„Blick über den Tellerrand“

+
Dieter Gring

Frankfurt/Rhein-Main - Dieter Gring (38) ist seit 2007 Intendant der Brüder-Grimm-Märchenfestspiele, die am 22. Mai beginnen und zum nunmehr 25. Mal stattfinden.

Herr Gring, was macht den besonderen Reiz der Festspielen aus?

Für jemanden, der noch nie hier war, ist das sicher zunächst die Location, das Amphitheater bei Schloss Philippsruhe, wo man Freilichtatmosphäre unter dem schützenden Kuppelzelt genießen kann. Inhaltlich ist bei uns das Besondere, dass wir in Hanau ausschließlich Uraufführungen präsentieren - und Stücke für Kinder und Erwachsene.

Sind Märchen nicht eher etwas für Kinder?

Nein, nein, man muss sich nicht eigens Kinder leihen, um zu uns zu kommen. Bei den Festspielen erlebt man Inszenierungen, die der klassischen Theaterdramaturgie folgen. Man geht hier nicht ins Märchen, sondern ins Theater. Wir machen viel mehr als nur Märchen für Kinder.

Sie haben in der Jubiläumssaison mit „Cassandrino, der Meisterdieb“ erstmals ein Märchen ausländischen Ursprungs im Programm. Ein Weg für die Zukunft?

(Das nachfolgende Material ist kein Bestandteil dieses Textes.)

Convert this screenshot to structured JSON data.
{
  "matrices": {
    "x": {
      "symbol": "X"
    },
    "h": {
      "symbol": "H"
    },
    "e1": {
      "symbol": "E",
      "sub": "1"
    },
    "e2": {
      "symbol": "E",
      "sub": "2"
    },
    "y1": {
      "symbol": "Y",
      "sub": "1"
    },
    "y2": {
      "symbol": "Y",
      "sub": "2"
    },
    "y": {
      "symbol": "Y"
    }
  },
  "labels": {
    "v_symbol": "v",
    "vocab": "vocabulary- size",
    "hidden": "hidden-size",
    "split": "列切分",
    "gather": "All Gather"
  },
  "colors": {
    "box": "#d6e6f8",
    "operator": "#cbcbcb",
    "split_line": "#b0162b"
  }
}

Durchaus. Wir möchten zeigen, dass Märchen aus viele Kulturen in die deutsche Literatur eingezogen sind und die Ursprünge ganz woanders liegen, wir wollen über den Tellerrand hinausgucken. Auch in den nächsten Jahren werden wir je ein Märchen aus einer anderen Kultur präsentieren. Für 2010 wird das aus Russland sein.

Geben Sie doch mal Tipps. Welche Inszenierung aus der diesjährigen Spielzeit würden Sie Familien mit kleineren Kindern empfehlen und welche Familien mit größeren Kindern?

Für kleinere Kinder ist „Der alte Sultan“ besonders geeignet, die Inszenierung ist aber auch etwas für größere. Familien mit größeren Kindern und Jugendlichen würde ich „Das blaue Licht“ empfehlen oder „Cassandrino“.

Und Ihr Tipp, wenn sich Erwachsene einen schönen Theaterabend machen möchten?

Dafür würde sich „Cassandrino“ besonders eignen. Und für Freunde des Musiktheaters - ganz unabhängig vom Alter - natürlich unser Musical „Dornröschen“.